¿Merece perdón un hombre que vuelve arrepentido? No quiero vivir como ahora, pero tampoco estoy lista para volver con él.
Con Javier vivimos catorce años de matrimonio. Por lo que dicen, después de tres años los divorcios son raros, pero nosotros fuimos la excepción. Lo típico: se fue con una más joven. Para mí fue un derrumbe, como si el suelo se abriera y cayera al vacío.
Javier me pidió matrimonio cuando casi éramos críos. Yo, chica de familia humilde; él, hijo único de una familia adinerada. Sus padres nos regalaron un piso en el centro de Madrid. Nos casamos rápido. Al principio no llegaban los hijos, hasta que nació Diego y, dos años después, Lucía. Vivía como en un sueño: casa acogedora, familia, risas. Todo era real.
Hasta que apareció ella. La nueva del trabajo, dulce, servicial, con mirada de víctima y andar de triunfadora. Y de pronto, me echó a mí y a los niños. Sin más. “Será lo mejor”, dijo. Se quedó el piso, pasó una pensión ridícula. ¿Cómo iba a vivir sin estudios, sin experiencia, con dos niños?
Mis padres nos acogieron en el viejo piso de la abuela en Toledo. Era estrecho, duro, angustioso. Aprendí a respirar de nuevo. A ahorrar, lavar a mano, correr con el carrito de la compra y trabajar hasta desfallecer. Poco a poco me reconstruí. Me hice fuerte. Me resigné.

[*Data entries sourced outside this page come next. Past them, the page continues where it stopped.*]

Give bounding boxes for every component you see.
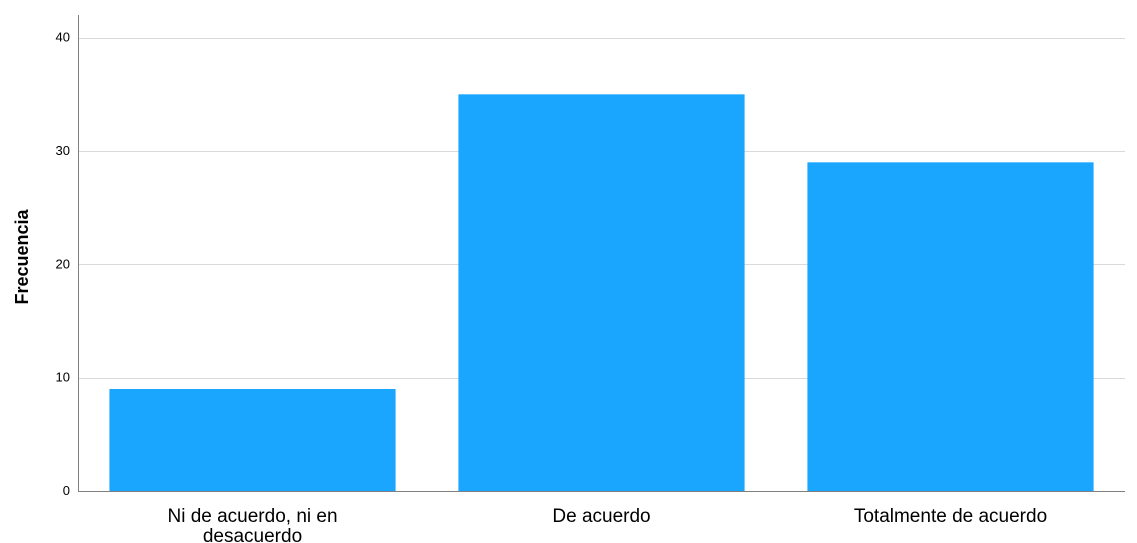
x-category-labels: Ni de acuerdo, ni en desacuerdo De acuerdo…: [167, 506, 1047, 543]
y-tick-label: 40: [56, 30, 70, 45]
x-category-label: De acuerdo: [552, 506, 650, 527]
y-tick-label: 10: [56, 370, 70, 385]
bar: [458, 94, 745, 491]
y-tick-labels: 0 10 20 30 40: [56, 30, 70, 498]
bar: [807, 162, 1094, 492]
bars: [109, 94, 1094, 492]
y-axis-title: Frecuencia: [12, 208, 32, 304]
x-category-label: Ni de acuerdo, ni en desacuerdo: [167, 506, 337, 543]
y-tick-label: 30: [56, 143, 70, 158]
bar: [109, 389, 396, 491]
y-tick-label: 0: [63, 483, 70, 498]
x-category-label: Totalmente de acuerdo: [854, 506, 1047, 527]
y-tick-label: 20: [56, 256, 70, 271]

Pasó un año. Y entonces, la llamada. Javier. “Perdón”, decía. “Me equivoqué. No sabía lo que tenía”. Hablaba como si nos hubiéramos separado ayer. Quedamos en un bareto de mala muerte en las afueras, nada que ver con aquellos lugares donde antes brindábamos.
Y allí, frente a mí, ya no estaba él. No el Javier pulcro, seguro de sí mismo. Este tenía los hombros caídos, ojos hinchados, barba de una semana. Vacío. Todo lo que lo había hecho el hombre de mi vida se había esfumado. Su historia tampoco era nueva: ella le exigía dinero, regalos, viajes. Hundió su negocio, filtró datos a la competencia. Y se fue.

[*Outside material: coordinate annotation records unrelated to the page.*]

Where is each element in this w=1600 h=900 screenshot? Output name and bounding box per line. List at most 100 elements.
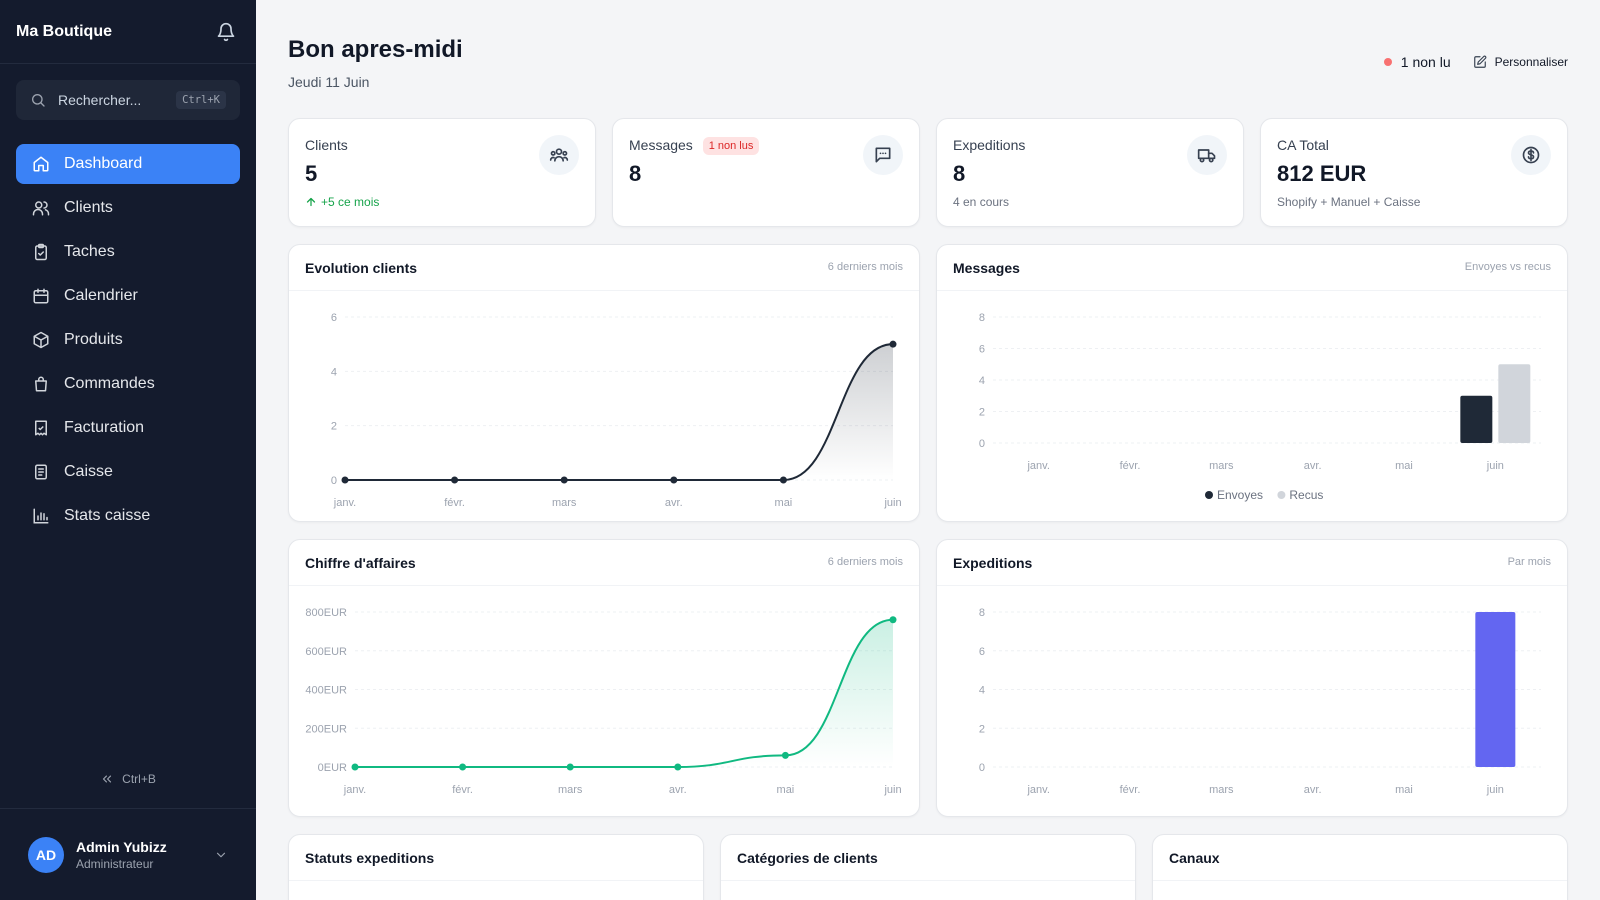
x-tick-label: juin	[1486, 784, 1504, 796]
sidebar-item-calendrier[interactable]: Calendrier	[16, 276, 240, 316]
stat-value: 812 EUR	[1277, 161, 1367, 186]
x-tick-label: mars	[1209, 784, 1234, 796]
x-tick-label: avr.	[1304, 784, 1322, 796]
sidebar-item-clients[interactable]: Clients	[16, 188, 240, 228]
y-tick-label: 8	[979, 312, 985, 324]
series-area	[355, 619, 893, 767]
data-point	[889, 616, 897, 624]
page-title: Bon apres-midi	[288, 36, 463, 63]
user-menu[interactable]: AD Admin Yubizz Administrateur	[0, 808, 256, 900]
bell-icon[interactable]	[216, 22, 236, 42]
data-point	[674, 763, 682, 771]
brand-name: Ma Boutique	[16, 22, 112, 40]
y-tick-label: 2	[331, 421, 337, 433]
chart-header: Expeditions Par mois	[937, 540, 1567, 586]
chart-card-shipments: Expeditions Par mois 0 2 4 6 8 janv. févr. mars…	[936, 539, 1568, 817]
customize-button[interactable]: Personnaliser	[1473, 55, 1568, 69]
y-tick-label: 4	[979, 375, 985, 387]
data-point	[341, 476, 349, 484]
receipt-icon	[35, 420, 47, 436]
sidebar-item-label: Produits	[64, 331, 123, 348]
x-tick-label: avr.	[1304, 460, 1322, 472]
chart-header: Statuts expeditions	[289, 835, 703, 881]
data-point	[781, 751, 789, 759]
users-icon	[32, 201, 50, 216]
collapse-sidebar-button[interactable]: Ctrl+B	[0, 772, 256, 786]
sidebar-item-taches[interactable]: Taches	[16, 232, 240, 272]
sidebar-item-produits[interactable]: Produits	[16, 320, 240, 360]
y-tick-label: 200EUR	[305, 723, 347, 735]
dollar-icon	[1522, 146, 1540, 164]
x-tick-label: juin	[1486, 460, 1504, 472]
unread-notifications-link[interactable]: 1 non lu	[1400, 54, 1451, 70]
series-area	[345, 344, 893, 480]
collapse-shortcut: Ctrl+B	[122, 772, 156, 786]
card-statuts-expeditions: Statuts expeditions	[288, 834, 704, 900]
message-icon	[875, 147, 891, 163]
y-tick-label: 6	[979, 344, 985, 356]
legend-swatch	[1205, 491, 1213, 499]
truck-icon	[1197, 149, 1216, 163]
search-input[interactable]	[58, 92, 168, 108]
stat-sub-text: 4 en cours	[953, 195, 1010, 209]
stat-label: Expeditions	[953, 137, 1026, 153]
user-name: Admin Yubizz	[76, 838, 167, 855]
x-tick-label: mai	[1395, 784, 1413, 796]
top-actions: 1 non lu Personnaliser	[1383, 54, 1568, 70]
chart-title: Catégories de clients	[737, 850, 878, 866]
bar	[1498, 364, 1531, 443]
stat-card-clients[interactable]: Clients 5 +5 ce mois	[288, 118, 596, 227]
x-tick-label: juin	[883, 784, 901, 796]
sidebar-item-stats-caisse[interactable]: Stats caisse	[16, 496, 240, 536]
y-tick-label: 0	[979, 762, 985, 774]
stat-trend: +5 ce mois	[305, 195, 379, 209]
x-tick-label: janv.	[1026, 784, 1049, 796]
data-point	[560, 476, 568, 484]
sidebar-item-dashboard[interactable]: Dashboard	[16, 144, 240, 184]
x-tick-label: mai	[775, 497, 793, 509]
chart-header: Messages Envoyes vs recus	[937, 245, 1567, 291]
data-point	[351, 763, 359, 771]
stat-sub-text: +5 ce mois	[321, 195, 380, 209]
x-tick-label: janv.	[1026, 460, 1049, 472]
stat-icon-wrap	[1187, 135, 1227, 175]
card-canaux: Canaux	[1152, 834, 1568, 900]
data-point	[889, 340, 897, 348]
sidebar: Ma Boutique Ctrl+K Dashboard Clients Tac…	[0, 0, 256, 900]
chart-title: Evolution clients	[305, 260, 418, 276]
sidebar-item-commandes[interactable]: Commandes	[16, 364, 240, 404]
sidebar-item-label: Stats caisse	[64, 507, 151, 524]
stat-label-wrap: Messages 1 non lus	[629, 137, 760, 155]
stat-card-messages[interactable]: Messages 1 non lus 8	[612, 118, 920, 227]
sidebar-item-caisse[interactable]: Caisse	[16, 452, 240, 492]
x-tick-label: mars	[558, 784, 583, 796]
stat-card-ca-total[interactable]: CA Total 812 EUR Shopify + Manuel + Cais…	[1260, 118, 1568, 227]
chart-card-revenue: Chiffre d'affaires 6 derniers mois 0EUR 2…	[288, 539, 920, 817]
chart-header: Catégories de clients	[721, 835, 1135, 881]
stat-value: 5	[305, 161, 318, 186]
search-box[interactable]: Ctrl+K	[16, 80, 240, 120]
x-tick-label: févr.	[1120, 460, 1141, 472]
chart-title: Messages	[953, 260, 1020, 276]
x-tick-label: mars	[1209, 460, 1234, 472]
stat-sub-text: Shopify + Manuel + Caisse	[1277, 195, 1421, 209]
unread-dot	[1383, 58, 1392, 66]
chart-card-clients: Evolution clients 6 derniers mois 0 2 4 6 ja…	[288, 244, 920, 522]
main-content: Bon apres-midi Jeudi 11 Juin 1 non lu Pe…	[288, 0, 1568, 900]
bar-chart-icon	[33, 508, 49, 524]
stat-card-expeditions[interactable]: Expeditions 8 4 en cours	[936, 118, 1244, 227]
y-tick-label: 2	[979, 407, 985, 419]
x-tick-label: avr.	[665, 497, 683, 509]
chart-header: Evolution clients 6 derniers mois	[289, 245, 919, 291]
sidebar-item-label: Caisse	[64, 463, 113, 480]
sidebar-item-label: Dashboard	[64, 155, 143, 172]
data-point	[459, 763, 467, 771]
unread-badge: 1 non lus	[702, 137, 760, 155]
data-point	[566, 763, 574, 771]
users-icon	[549, 148, 569, 162]
stat-label: Messages	[629, 137, 693, 153]
sidebar-item-label: Clients	[64, 199, 113, 216]
chevron-down-icon[interactable]	[214, 848, 228, 862]
legend-swatch	[1277, 491, 1286, 499]
sidebar-item-facturation[interactable]: Facturation	[16, 408, 240, 448]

Lloró. Se arrodilló. Dijo que éramos su familia, que nos amaba. Temí flaquear, pero no. Lo miraba y no sentía nada. Ni lástima, ni dolor, ni amor. Sólo indiferencia.

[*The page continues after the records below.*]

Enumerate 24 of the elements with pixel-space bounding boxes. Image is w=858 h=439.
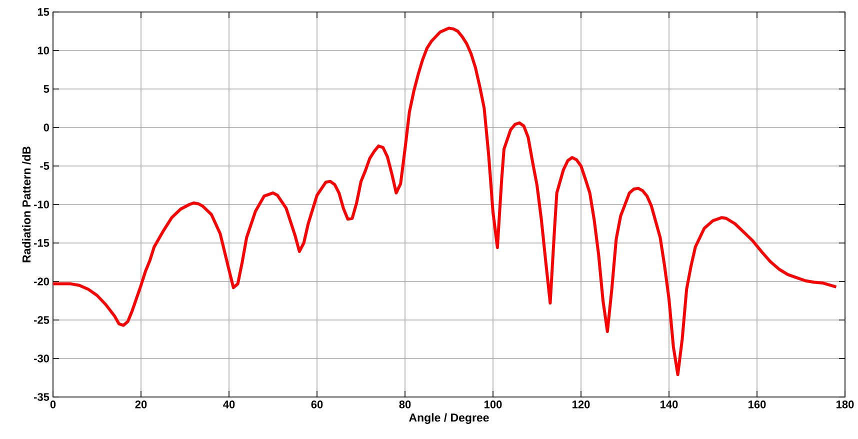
- x-tick-label: 60: [311, 400, 323, 408]
- y-tick-label: 15: [38, 8, 50, 16]
- x-tick-label: 40: [223, 400, 235, 408]
- x-tick-label: 160: [748, 400, 766, 408]
- x-tick-label: 140: [660, 400, 678, 408]
- y-tick-label: 5: [44, 85, 50, 93]
- x-tick-label: 80: [399, 400, 411, 408]
- x-tick-label: 120: [572, 400, 590, 408]
- line-series: [53, 26, 838, 376]
- y-tick-label: -25: [34, 316, 50, 324]
- y-tick-label: -10: [34, 200, 50, 208]
- x-tick-label: 100: [484, 400, 502, 408]
- y-tick-label: 10: [38, 46, 50, 54]
- x-tick-label: 0: [50, 400, 56, 408]
- y-axis-title: Radiation Pattern /dB: [22, 146, 31, 262]
- y-tick-label: -35: [34, 393, 50, 401]
- x-tick-label: 20: [135, 400, 147, 408]
- x-axis-title: Angle / Degree: [409, 413, 489, 424]
- y-tick-label: -30: [34, 354, 50, 362]
- y-tick-label: 0: [44, 124, 50, 132]
- x-tick-label: 180: [836, 400, 854, 408]
- y-tick-label: -20: [34, 278, 50, 286]
- y-tick-label: -5: [40, 162, 50, 170]
- y-tick-label: -15: [34, 239, 50, 247]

Le dije: “Deja de hacer el ridículo”. Sin rencor, sólo cansancio. Ya no quería oír su voz, ver esa mirada patética. Me daba igual si gritaba. Hay gente que grita en la calle y nadie les hace caso. Por primera vez, me sentí libre de él.
Pero en casa se hizo un silencio extraño. No de soledad, sino de preguntas sin respuesta. Hablé con mi madre y mis amigas. Ellas fueron claras: “Te traicionó una vez, lo hará otra”. Mi madre, en cambio, se alegró. “Los niños necesitan padre”, decía. “No tires la toalla. La familia es sagrada, aunque el corazón no lata”.
Escuché a todos sin encontrar respuestas. Ha pasado un mes. Sigo en casa de la abuela. Cocino, decido, vivo. Javier envía más dinero, dejó el alcohol. Insiste en que vuelva. Intenta demostrar que ha cambiado. Y yo miro mi vida y sé que no quiero quedarme así, pero volver con él tampoco es opción.
No soy una niña. No tengo veinte años. Pero me siento atrapada. Miedo de avanzar hacia lo desconocido. Miedo de retroceder hacia la traición. No sé hacia dónde ir. Y cada noche, cuando los niños duermen, miro por la ventana y me pido a mí misma: “Ojalá entender lo que quiero. Ojalá volver a sentir algo”.